In einem Interview in der „Kleinen Zeitung“ spricht sich Elisabeth Steiner, von 2001 bis 2015 Österreichs Richterin am Europäischen Gerichtshof für Menschenrechte, gegen Reformwünsche an der Menschenrechtskonvention aus.
Die Menschenrechtskonvention sei ein unglaublich bahnbrechender Text, sie sei in den 1950er-Jahren entstanden und nach wie vor einer der größten Meilensteine der Menschheitsgeschichte, so Steiner. Eine Reform der EMRK, die sie nicht für erforderlich halte, wäre schon deshalb ein langwieriger Prozess, weil die EMRK als völkerrechtlicher Vertrag nur durch die 46 Vertragsstaaten geändert werden könne, die alle an einen Tisch kommen und sich mit all ihren unterschiedlichen Rechts- und Wertevorstellungen auf eine Änderung einigen müssten.
Dass die EMRK so stark von Richtersprüchen geprägt ist, liege im Wesen der Konvention. Die unterschiedlichste Meinungen, Kulturen und Rechtssysteme der Mitgliedsstaaten müssten auf einen Nenner gebracht werden. Das sei Aufgabe der Richter.
„Living Instrument“ zur Weiterentwicklung der Konvention
Die EMRK sei über ihren historischen Kern hinausgewachsen, so Steiner weiter. Niemand habe in den 1950er-Jahren die Entwicklungen von heute gekannt, zum Beispiel die Frage nach sauberer Luft, sauberem Wasser usw. Deshalb gebe es im Wortlaut der EMRK keine Bestimmungen für Umweltschutz. Trotzdem habe das Gericht Menschen unter dem Titel der EMRK geschützt, die von Emissionen und Immissionen betroffen waren. Es sei das Instrument des „living instrument“ entwickelt worden: Der Text werde den Erfordernissen und Bedingungen der Gegenwart angepasst. Das habe man eben zum Beispiel beim Umweltschutz gemacht – unter dem Titel des Schutzes von Privat- und Familienleben, das in der EMRK geschützt ist.

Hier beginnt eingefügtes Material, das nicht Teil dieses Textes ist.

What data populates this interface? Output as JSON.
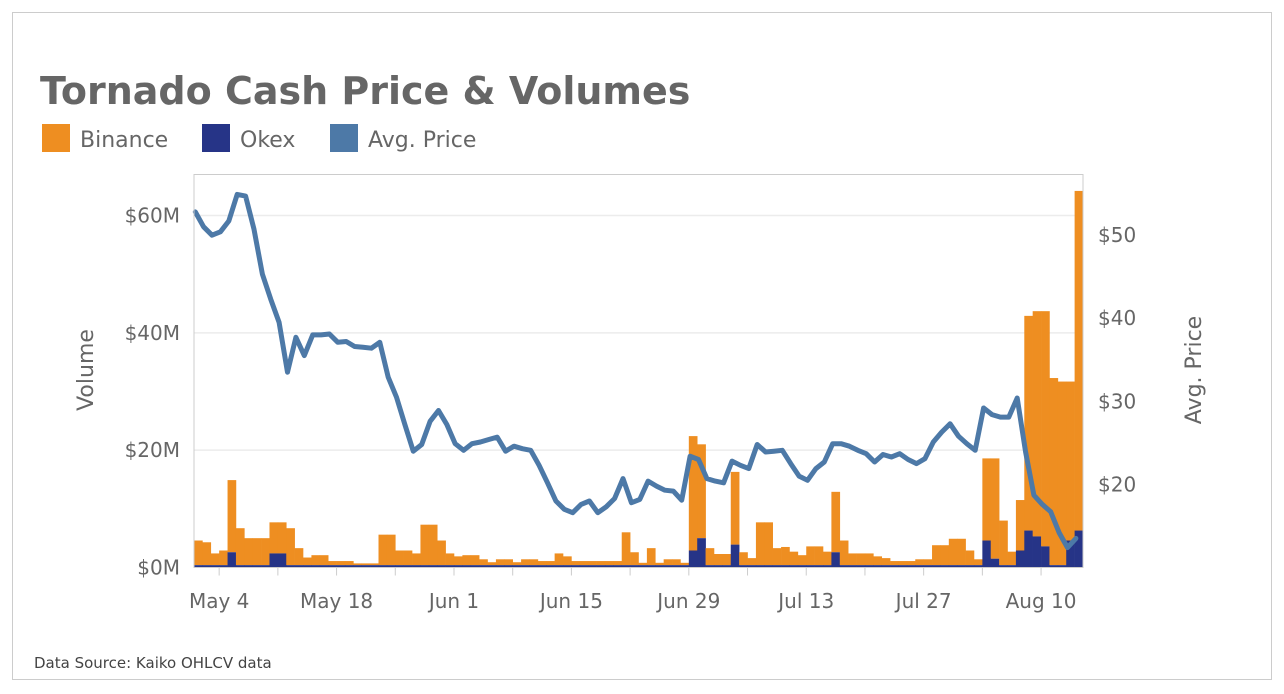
{
  "chart_data": {
    "type": "bar+line",
    "title": "Tornado Cash Price & Volumes",
    "source": "Data Source: Kaiko OHLCV data",
    "legend": {
      "placement": "top-left",
      "entries": [
        "Binance",
        "Okex",
        "Avg. Price"
      ]
    },
    "colors": {
      "binance": "#EE8E21",
      "okex": "#263487",
      "price": "#4D79A7"
    },
    "ylabel_left": "Volume",
    "ylabel_right": "Avg. Price",
    "ylim_left": [
      0,
      67
    ],
    "ylim_right": [
      10,
      57.3
    ],
    "yticks_left": [
      "$0M",
      "$20M",
      "$40M",
      "$60M"
    ],
    "yticks_left_values": [
      0,
      20,
      40,
      60
    ],
    "yticks_right": [
      "$20",
      "$30",
      "$40",
      "$50"
    ],
    "yticks_right_values": [
      20,
      30,
      40,
      50
    ],
    "xticks": [
      "May 4",
      "May 18",
      "Jun 1",
      "Jun 15",
      "Jun 29",
      "Jul 13",
      "Jul 27",
      "Aug 10"
    ],
    "grid": true,
    "x": [
      "May 1",
      "May 2",
      "May 3",
      "May 4",
      "May 5",
      "May 6",
      "May 7",
      "May 8",
      "May 9",
      "May 10",
      "May 11",
      "May 12",
      "May 13",
      "May 14",
      "May 15",
      "May 16",
      "May 17",
      "May 18",
      "May 19",
      "May 20",
      "May 21",
      "May 22",
      "May 23",
      "May 24",
      "May 25",
      "May 26",
      "May 27",
      "May 28",
      "May 29",
      "May 30",
      "May 31",
      "Jun 1",
      "Jun 2",
      "Jun 3",
      "Jun 4",
      "Jun 5",
      "Jun 6",
      "Jun 7",
      "Jun 8",
      "Jun 9",
      "Jun 10",
      "Jun 11",
      "Jun 12",
      "Jun 13",
      "Jun 14",
      "Jun 15",
      "Jun 16",
      "Jun 17",
      "Jun 18",
      "Jun 19",
      "Jun 20",
      "Jun 21",
      "Jun 22",
      "Jun 23",
      "Jun 24",
      "Jun 25",
      "Jun 26",
      "Jun 27",
      "Jun 28",
      "Jun 29",
      "Jun 30",
      "Jul 1",
      "Jul 2",
      "Jul 3",
      "Jul 4",
      "Jul 5",
      "Jul 6",
      "Jul 7",
      "Jul 8",
      "Jul 9",
      "Jul 10",
      "Jul 11",
      "Jul 12",
      "Jul 13",
      "Jul 14",
      "Jul 15",
      "Jul 16",
      "Jul 17",
      "Jul 18",
      "Jul 19",
      "Jul 20",
      "Jul 21",
      "Jul 22",
      "Jul 23",
      "Jul 24",
      "Jul 25",
      "Jul 26",
      "Jul 27",
      "Jul 28",
      "Jul 29",
      "Jul 30",
      "Jul 31",
      "Aug 1",
      "Aug 2",
      "Aug 3",
      "Aug 4",
      "Aug 5",
      "Aug 6",
      "Aug 7",
      "Aug 8",
      "Aug 9",
      "Aug 10",
      "Aug 11",
      "Aug 12",
      "Aug 13",
      "Aug 14"
    ],
    "series": [
      {
        "name": "Binance",
        "type": "stacked-bar",
        "unit": "$M",
        "values": [
          4.2,
          3.9,
          2.0,
          2.5,
          12.3,
          6.3,
          4.6,
          4.6,
          4.6,
          5.3,
          5.3,
          6.3,
          2.9,
          1.3,
          1.7,
          1.7,
          0.7,
          0.7,
          0.7,
          0.3,
          0.3,
          0.3,
          5.2,
          5.2,
          2.5,
          2.5,
          2.0,
          6.9,
          6.9,
          4.2,
          2.0,
          1.5,
          1.7,
          1.7,
          1.0,
          0.5,
          1.0,
          1.0,
          0.5,
          1.0,
          1.0,
          0.7,
          0.7,
          2.0,
          1.5,
          0.7,
          0.7,
          0.7,
          0.7,
          0.7,
          0.7,
          5.6,
          2.2,
          0.4,
          2.9,
          0.4,
          1.0,
          1.0,
          0.4,
          19.5,
          16.0,
          2.9,
          1.9,
          1.9,
          12.4,
          2.2,
          1.2,
          7.3,
          7.3,
          2.9,
          3.1,
          2.3,
          1.7,
          3.2,
          3.2,
          2.3,
          10.3,
          4.2,
          2.0,
          2.0,
          2.0,
          1.5,
          1.2,
          0.7,
          0.7,
          0.7,
          1.0,
          1.0,
          3.4,
          3.4,
          4.5,
          4.5,
          2.5,
          1.0,
          14.0,
          17.1,
          7.6,
          2.3,
          8.6,
          36.6,
          38.4,
          40.1,
          31.9,
          31.3,
          27.1,
          57.9
        ]
      },
      {
        "name": "Okex",
        "type": "stacked-bar",
        "unit": "$M",
        "values": [
          0.4,
          0.4,
          0.4,
          0.4,
          2.6,
          0.4,
          0.4,
          0.4,
          0.4,
          2.4,
          2.4,
          0.4,
          0.4,
          0.4,
          0.4,
          0.4,
          0.4,
          0.4,
          0.4,
          0.4,
          0.4,
          0.4,
          0.4,
          0.4,
          0.4,
          0.4,
          0.4,
          0.4,
          0.4,
          0.4,
          0.4,
          0.4,
          0.4,
          0.4,
          0.4,
          0.4,
          0.4,
          0.4,
          0.4,
          0.4,
          0.4,
          0.4,
          0.4,
          0.4,
          0.4,
          0.4,
          0.4,
          0.4,
          0.4,
          0.4,
          0.4,
          0.4,
          0.4,
          0.4,
          0.4,
          0.4,
          0.4,
          0.4,
          0.4,
          2.9,
          5.0,
          0.4,
          0.4,
          0.4,
          3.9,
          0.4,
          0.4,
          0.4,
          0.4,
          0.4,
          0.4,
          0.4,
          0.4,
          0.4,
          0.4,
          0.4,
          2.6,
          0.4,
          0.4,
          0.4,
          0.4,
          0.4,
          0.4,
          0.4,
          0.4,
          0.4,
          0.4,
          0.4,
          0.4,
          0.4,
          0.4,
          0.4,
          0.4,
          0.4,
          4.6,
          1.5,
          0.4,
          0.4,
          2.9,
          6.3,
          5.3,
          3.6,
          0.4,
          0.4,
          4.6,
          6.3
        ]
      },
      {
        "name": "Avg. Price",
        "type": "line",
        "unit": "$",
        "values": [
          52.8,
          51.0,
          50.0,
          50.4,
          51.7,
          54.9,
          54.7,
          50.7,
          45.3,
          42.3,
          39.5,
          33.5,
          37.7,
          35.5,
          38.0,
          38.0,
          38.1,
          37.1,
          37.2,
          36.6,
          36.5,
          36.4,
          37.1,
          32.9,
          30.5,
          27.2,
          24.0,
          24.8,
          27.6,
          28.9,
          27.2,
          24.9,
          24.1,
          24.9,
          25.1,
          25.4,
          25.7,
          24.0,
          24.6,
          24.3,
          24.1,
          22.3,
          20.2,
          18.0,
          17.0,
          16.6,
          17.6,
          18.0,
          16.6,
          17.3,
          18.3,
          20.7,
          17.8,
          18.2,
          20.4,
          19.8,
          19.3,
          19.2,
          18.1,
          23.4,
          23.0,
          20.7,
          20.4,
          20.2,
          22.8,
          22.3,
          21.9,
          24.8,
          23.9,
          24.0,
          24.1,
          22.5,
          21.0,
          20.5,
          21.9,
          22.7,
          24.9,
          24.9,
          24.6,
          24.1,
          23.7,
          22.7,
          23.6,
          23.3,
          23.7,
          23.0,
          22.5,
          23.1,
          25.1,
          26.3,
          27.3,
          25.8,
          24.9,
          24.1,
          29.2,
          28.4,
          28.1,
          28.1,
          30.4,
          23.9,
          18.7,
          17.6,
          16.7,
          14.2,
          12.4,
          13.5
        ]
      }
    ]
  }
}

Sie halte diese Vorgangsweise nicht für eine Anmaßung der Richterinnen und Richter, da die Vertragsstaaten damals die Entwicklungen nicht vorhersehen konnten und es diese Themen damals schlicht noch nicht gegen habe. Außerdem komme das Gericht nur subsidiär zum Zug – wenn es in den Staaten selbst keinen Rechtsschutz mehr gebe. Mehr als 90 Prozent der Fälle weise der Gerichtshof zurück.